Cada um desses problemas deve ser enfrentado todas as vezes, e a concretude e o diálogo entre todos os interessados são fundamentais para encontrar soluções inéditas e que funcionem. Mas é preciso passar do debate ao diálogo, e para isso são úteis facilitadoras e facilitadores.

Organizei o trabalho partindo da consciência – já compartilhada – de que as usinas de compostagem são úteis e são para o bem de todos; promovi visitas “em campo” com os técnicos da administração municipal e com os cidadãos.

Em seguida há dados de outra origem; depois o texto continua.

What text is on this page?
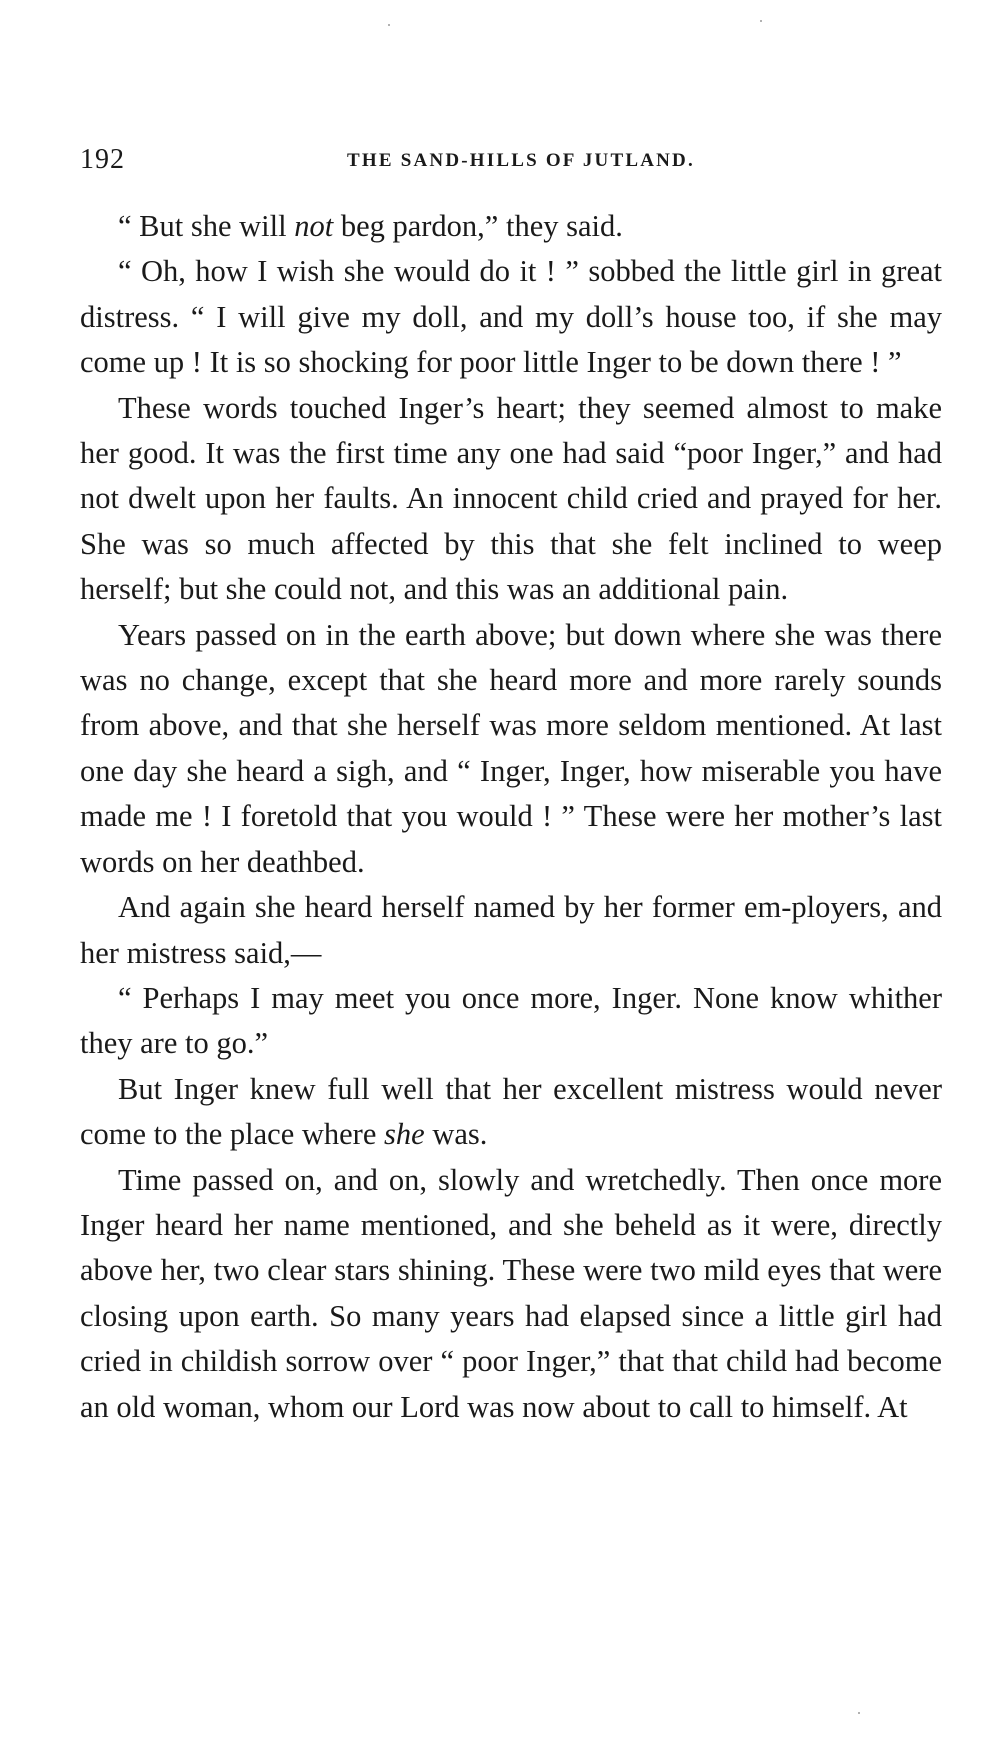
192	THE SAND-HILLS OF JUTLAND.

“ But she will not beg pardon,” they said.

“ Oh, how I wish she would do it ! ” sobbed the little girl in great distress. “ I will give my doll, and my doll’s house too, if she may come up ! It is so shocking for poor little Inger to be down there ! ”

These words touched Inger’s heart; they seemed almost to make her good. It was the first time any one had said “poor Inger,” and had not dwelt upon her faults. An innocent child cried and prayed for her. She was so much affected by this that she felt inclined to weep herself; but she could not, and this was an additional pain.

Years passed on in the earth above; but down where she was there was no change, except that she heard more and more rarely sounds from above, and that she herself was more seldom mentioned. At last one day she heard a sigh, and “ Inger, Inger, how miserable you have made me ! I foretold that you would ! ” These were her mother’s last words on her deathbed.

And again she heard herself named by her former em-ployers, and her mistress said,—

“ Perhaps I may meet you once more, Inger. None know whither they are to go.”

But Inger knew full well that her excellent mistress would never come to the place where she was.

Time passed on, and on, slowly and wretchedly. Then once more Inger heard her name mentioned, and she beheld as it were, directly above her, two clear stars shining. These were two mild eyes that were closing upon earth. So many years had elapsed since a little girl had cried in childish sorrow over “ poor Inger,” that that child had become an old woman, whom our Lord was now about to call to himself. At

Pouco a pouco, a partir de uma situação completamente bloqueada, chegou-se a um possível acordo, hoje já parcialmente, mas ainda não integralmente, realizado, por razões estritamente políticas.

Este é um exemplo típico de como se pode chegar a boas soluções – também de caráter ambiental –, ouvindo quem vive e habita o “lugar”.

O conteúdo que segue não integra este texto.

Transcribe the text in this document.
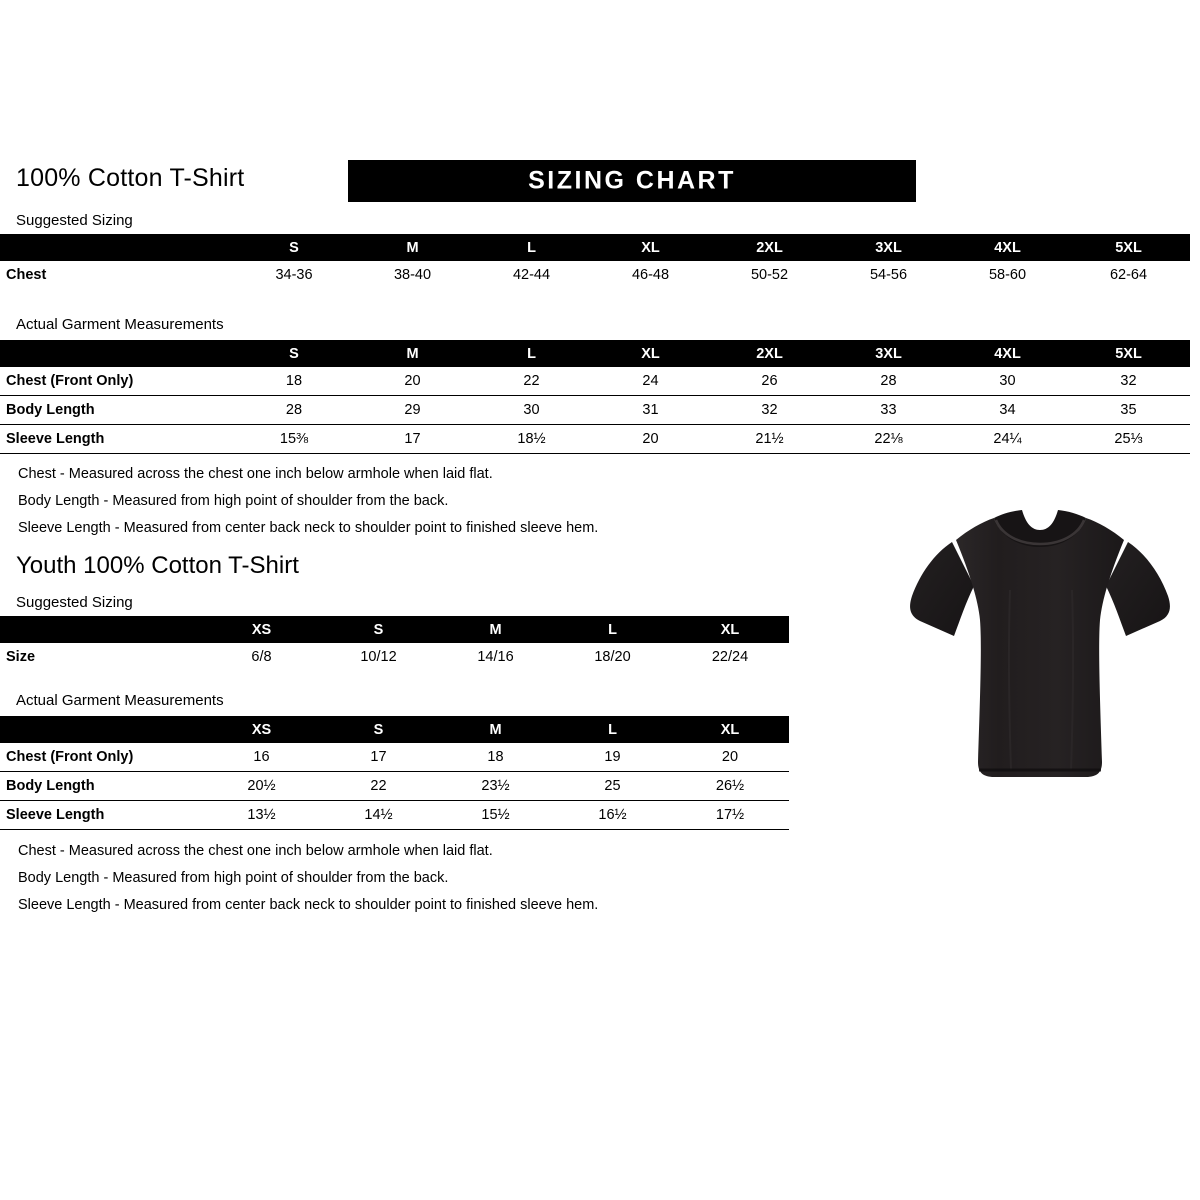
100% Cotton T-Shirt	SIZING CHART
Suggested Sizing
	S	M	L	XL	2XL	3XL	4XL	5XL
Chest	34-36	38-40	42-44	46-48	50-52	54-56	58-60	62-64
Actual Garment Measurements
	S	M	L	XL	2XL	3XL	4XL	5XL
Chest (Front Only)	18	20	22	24	26	28	30	32
Body Length	28	29	30	31	32	33	34	35
Sleeve Length	15⅜	17	18½	20	21½	22⅛	24¼	25⅓
Chest - Measured across the chest one inch below armhole when laid flat.
Body Length - Measured from high point of shoulder from the back.
Sleeve Length - Measured from center back neck to shoulder point to finished sleeve hem.
Youth 100% Cotton T-Shirt
Suggested Sizing
	XS	S	M	L	XL
Size	6/8	10/12	14/16	18/20	22/24
Actual Garment Measurements
	XS	S	M	L	XL
Chest (Front Only)	16	17	18	19	20
Body Length	20½	22	23½	25	26½
Sleeve Length	13½	14½	15½	16½	17½
Chest - Measured across the chest one inch below armhole when laid flat.
Body Length - Measured from high point of shoulder from the back.
Sleeve Length - Measured from center back neck to shoulder point to finished sleeve hem.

Outro exemplo é relatado no Caderno (na p. 20), a propósito da economia de energia em bairros de moradias populares.

A participação existe apenas quando as pessoas são tocadas diretamente?

Para obter a participação das pessoas é preciso ser capaz de fazê-las perceber o quanto sua experiência é importante para ajudar a tomar as melhores decisões político-administrativas.

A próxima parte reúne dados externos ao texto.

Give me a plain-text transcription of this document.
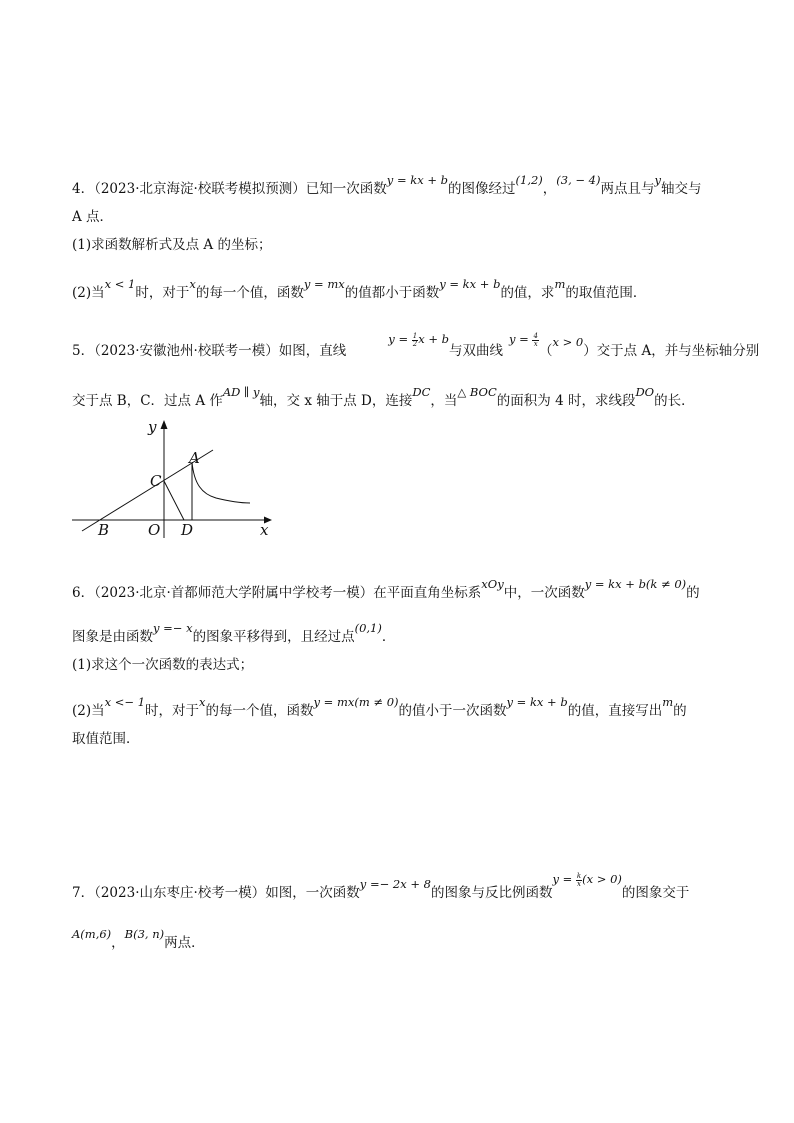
4．（2023·北京海淀·校联考模拟预测）已知一次函数y = kx + b的图像经过(1,2)，(3, − 4)两点且与y轴交与
A 点．
(1)求函数解析式及点 A 的坐标；
(2)当x < 1时，对于x的每一个值，函数y = mx的值都小于函数y = kx + b的值，求m的取值范围．
5．（2023·安徽池州·校联考一模）如图，直线$y = \frac{1}{2}$ x + b与双曲线$y = \frac{4}{x}$
（x > 0）交于点 A，并与坐标轴分别
交于点 B，C．过点 A 作AD ∥ y轴，交 x 轴于点 D，连接DC，当△ BOC的面积为 4 时，求线段DO的长．
y
x
A
C
B	O D
6．（2023·北京·首都师范大学附属中学校考一模）在平面直角坐标系xOy中，一次函数y = kx + b(k ≠ 0)的
图象是由函数y =− x的图象平移得到，且经过点(0,1)．
(1)求这个一次函数的表达式；
(2)当x <− 1时，对于x的每一个值，函数y = mx(m ≠ 0)的值小于一次函数y = kx + b的值，直接写出m的
取值范围．
7．（2023·山东枣庄·校考一模）如图，一次函数y =− 2x + 8的图象与反比例函数$y = \frac{k}{x} (x > 0)$的图象交于
A(m,6)，B(3, n)两点．
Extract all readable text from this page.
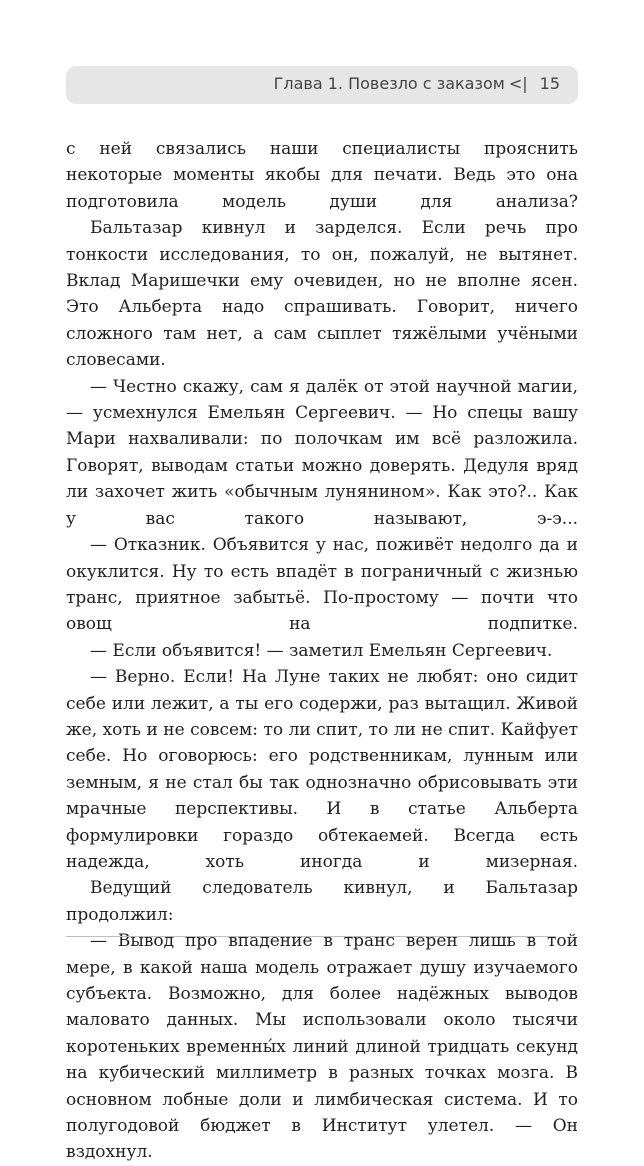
Глава 1. Повезло с заказом <| 15

с ней связались наши специалисты прояснить некоторые моменты якобы для печати. Ведь это она подготовила модель души для анализа?

Бальтазар кивнул и зарделся. Если речь про тонкости исследования, то он, пожалуй, не вытянет. Вклад Маришечки ему очевиден, но не вполне ясен. Это Альберта надо спрашивать. Говорит, ничего сложного там нет, а сам сыплет тяжёлыми учёными словесами.

— Честно скажу, сам я далёк от этой научной магии, — усмехнулся Емельян Сергеевич. — Но спецы вашу Мари нахваливали: по полочкам им всё разложила. Говорят, выводам статьи можно доверять. Дедуля вряд ли захочет жить «обычным лунянином». Как это?.. Как у вас такого называют, э-э...

— Отказник. Объявится у нас, поживёт недолго да и окуклится. Ну то есть впадёт в пограничный с жизнью транс, приятное забытьё. По-простому — почти что овощ на подпитке.

— Если объявится! — заметил Емельян Сергеевич.

— Верно. Если! На Луне таких не любят: оно сидит себе или лежит, а ты его содержи, раз вытащил. Живой же, хоть и не совсем: то ли спит, то ли не спит. Кайфует себе. Но оговорюсь: его родственникам, лунным или земным, я не стал бы так однозначно обрисовывать эти мрачные перспективы. И в статье Альберта формулировки гораздо обтекаемей. Всегда есть надежда, хоть иногда и мизерная.

Ведущий следователь кивнул, и Бальтазар продолжил:

— Вывод про впадение в транс верен лишь в той мере, в какой наша модель отражает душу изучаемого субъекта. Возможно, для более надёжных выводов маловато данных. Мы использовали около тысячи коротеньких временны́х линий длиной тридцать секунд на кубический миллиметр в разных точках мозга. В основном лобные доли и лимбическая система. И то полугодовой бюджет в Институт улетел. — Он вздохнул.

Em geral, muitas pessoas têm medo de aparecer, de intervir, de participar: têm medo do julgamento dos outros.

Certamente, não se pode pensar que todos possam chegar à participação ativa. Existem técnicas de ativação que preveem a constituição de pequenos grupos de opinião das comunidades. E é preciso aceitar que se forme uma liderança local – geralmente de quem já tem um papel conhecido na comunidade, como um farmacêutico – que, por sua vez, ouve e recolhe a inteligência ativa de toda a comunidade: uma espécie de “sal da terra” que permite transferir os problemas individuais para um plano coletivo e de maior esperança.

Esperança?

Sim, porque há muita desesperança: as pessoas hoje, muitas vezes, não veem alternativas, pensam que nada jamais poderá mudar e, por isso, se fecham em si mesmas.

Primeira objeção: para fazer isso é preciso tempo. Tempo demais?

As decisões tomadas de cima para baixo provocam reações de oposição e não funcionam no longo prazo, porque não criam confiança no bem comum. Daí o abandono político e a deserção do voto.

O consenso informado e a participação exigem tempo, recursos e investimentos iniciais, mas esse tempo depois economiza mais tempo e mais dinheiro.

Em três meses, com a minha equipe, já conseguimos criar grupos locais capazes de trabalhar segundo esse modelo, chegando sozinhos às soluções.

Aquilo que funciona em nível local pode funcionar também em escala nacional?

Na França, em 2019, o presidente Macron criou a Assembleia dos Cidadãos para a descarbonização, com 150 pessoas escolhidas por amostragem social. Durante nove meses, trabalharam com cientistas e técnicos, com tudo pago pelo Estado.

Produziram um documento completo. Apenas cerca de 15% foi implementado. Mas, insatisfeitos, os 150 criaram por conta própria um comitê nacional que até hoje pressiona o governo. É uma das experiências mais bem-sucedidas de democracia participativa em curso.

O Movimento Laudato si’ pode ambicionar algo desse porte?

É um movimento internacional, pode buscar fundos e formar facilitadores locais. Quando há dois ou três facilitadores em cada comunidade, os próprios políticos passam a entender que as decisões só funcionam com as pessoas, não sobre as pessoas.

Marianella, por que a Laudato si’ é tão importante para a senhora?

Defino-me como agnóstica, mas me apaixonei por essa encíclica, porque ela expressa exatamente aquilo que penso a vida inteira. E isso até me faz duvidar de que o Espírito Santo não exista mesmo.